PUMA® and DJ Quiana Parks will kick off the summer with DJ For a Cure‘s 2nd event on June 26th in New York City (flyer below). There will be board games, prizes from Krink, music by DJs Austin Millz and Charles Browne, and hosted by DJ Kiss and Chef Roblé. Quiana will also be auctioning off one of her oil paintings as a donation to The Leukemia & Lymphoma Society.

DJ For a Cure Flyer

As a cancer survivor, what advice would you give to women who are going through the same thing you went through? Put yourself in the mind frame that you are cured. No matter how things look, there are two ways you can come out of a situation: feeling ugly – with a veil of fear OR having faith – and the beauty of never giving up.

Where can we learn more about DJ For A Cure? How can we help out? www.djforacure.com and www.twitter.com/djforacure – for more info check out the website and please donate to The Leukemia & Lymphoma Society!

How have the women in your life been instrumental in your life and career? My mother introduced me to music. My sister supports me in everything I do. My mentors DJ Kiss and Sapphira M. HIll guide me along the way.

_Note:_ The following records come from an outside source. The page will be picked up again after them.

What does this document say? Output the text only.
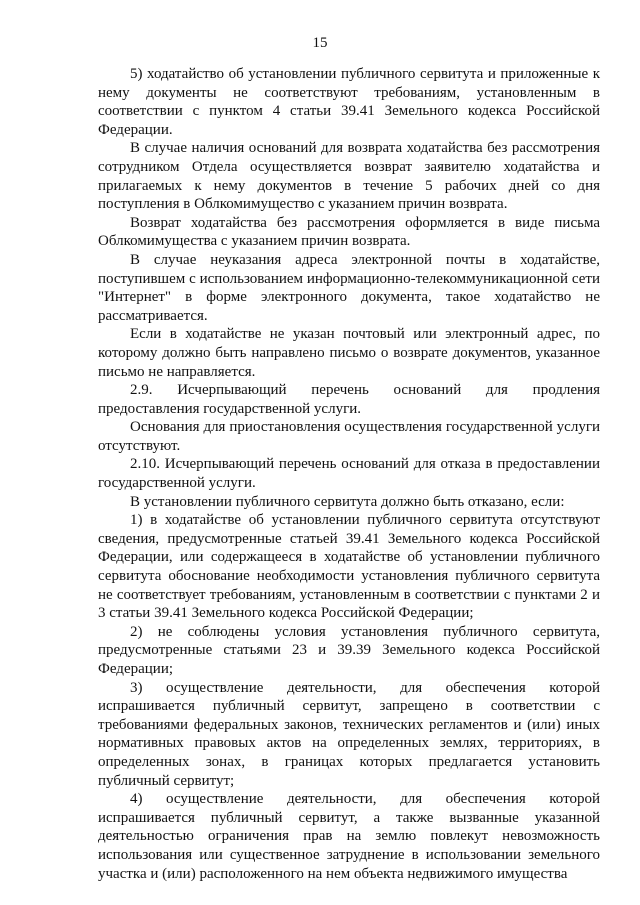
15

5) ходатайство об установлении публичного сервитута и приложенные к нему документы не соответствуют требованиям, установленным в соответствии с пунктом 4 статьи 39.41 Земельного кодекса Российской Федерации.

В случае наличия оснований для возврата ходатайства без рассмотрения сотрудником Отдела осуществляется возврат заявителю ходатайства и прилагаемых к нему документов в течение 5 рабочих дней со дня поступления в Облкомимущество с указанием причин возврата.

Возврат ходатайства без рассмотрения оформляется в виде письма Облкомимущества с указанием причин возврата.

В случае неуказания адреса электронной почты в ходатайстве, поступившем с использованием информационно-телекоммуникационной сети "Интернет" в форме электронного документа, такое ходатайство не рассматривается.

Если в ходатайстве не указан почтовый или электронный адрес, по которому должно быть направлено письмо о возврате документов, указанное письмо не направляется.

2.9. Исчерпывающий перечень оснований для продления предоставления государственной услуги.

Основания для приостановления осуществления государственной услуги отсутствуют.

2.10. Исчерпывающий перечень оснований для отказа в предоставлении государственной услуги.

В установлении публичного сервитута должно быть отказано, если:

1) в ходатайстве об установлении публичного сервитута отсутствуют сведения, предусмотренные статьей 39.41 Земельного кодекса Российской Федерации, или содержащееся в ходатайстве об установлении публичного сервитута обоснование необходимости установления публичного сервитута не соответствует требованиям, установленным в соответствии с пунктами 2 и 3 статьи 39.41 Земельного кодекса Российской Федерации;

2) не соблюдены условия установления публичного сервитута, предусмотренные статьями 23 и 39.39 Земельного кодекса Российской Федерации;

3) осуществление деятельности, для обеспечения которой испрашивается публичный сервитут, запрещено в соответствии с требованиями федеральных законов, технических регламентов и (или) иных нормативных правовых актов на определенных землях, территориях, в определенных зонах, в границах которых предлагается установить публичный сервитут;

4) осуществление деятельности, для обеспечения которой испрашивается публичный сервитут, а также вызванные указанной деятельностью ограничения прав на землю повлекут невозможность использования или существенное затруднение в использовании земельного участка и (или) расположенного на нем объекта недвижимого имущества
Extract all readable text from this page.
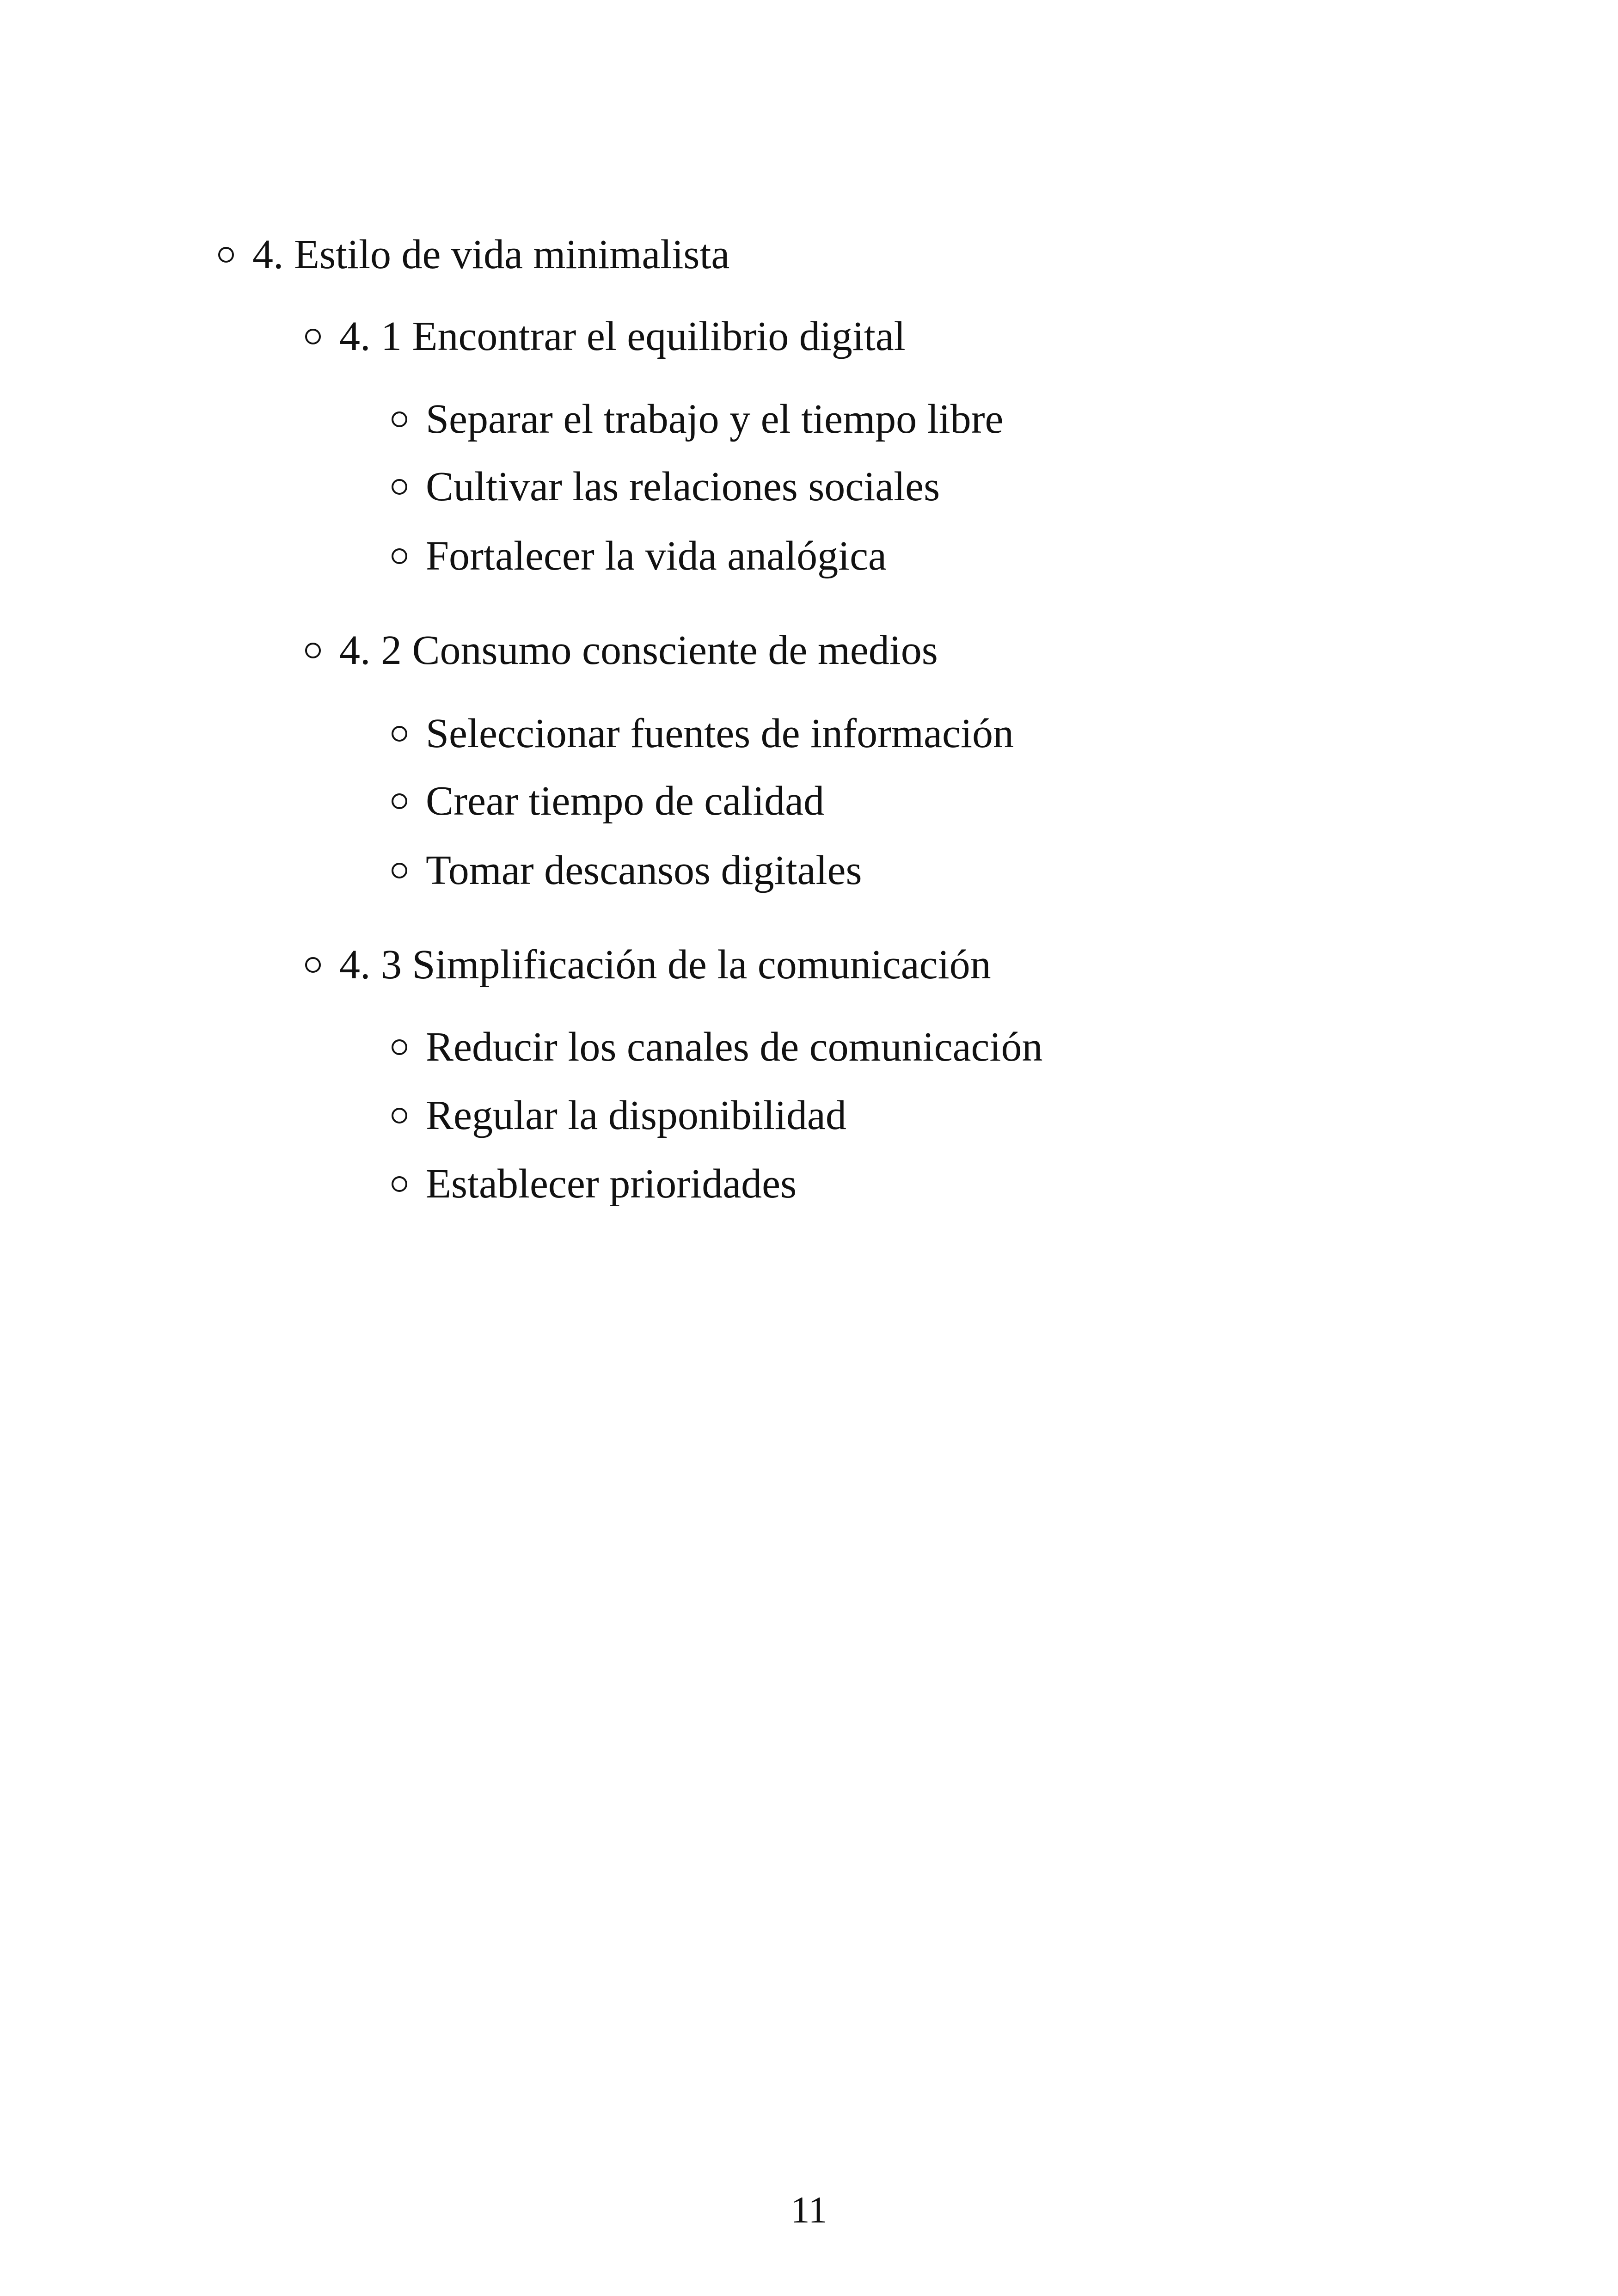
4. Estilo de vida minimalista
4. 1 Encontrar el equilibrio digital
Separar el trabajo y el tiempo libre
Cultivar las relaciones sociales
Fortalecer la vida analógica
4. 2 Consumo consciente de medios
Seleccionar fuentes de información
Crear tiempo de calidad
Tomar descansos digitales
4. 3 Simplificación de la comunicación
Reducir los canales de comunicación
Regular la disponibilidad
Establecer prioridades
11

Cultural trends constantly change. What do you do to stay relevant, connected, and ahead of the curve? I just try to be myself and never worry about the trends.

How do you keep track of your personal and business goals – and stay creative at the same time (even when you’re exhausted)? My sister Qyera keeps me balanced with all that I do!

How important are mentors? Who is your mentor? DJ Kiss and Sapphira are amazing and influential women who have helped me when Google could not, haha.

What place inspires you the most? Art Basel for their amazing music and artists.

When do you feel most powerful? When I am behind the DJ booth and everyone is dancing – even that one person in the room that you never thought in a million years would bust out a move, haha – that is when I feel most powerful.

Why do you love what you do? I get to live for a living.

Define your idea of success. Happiness.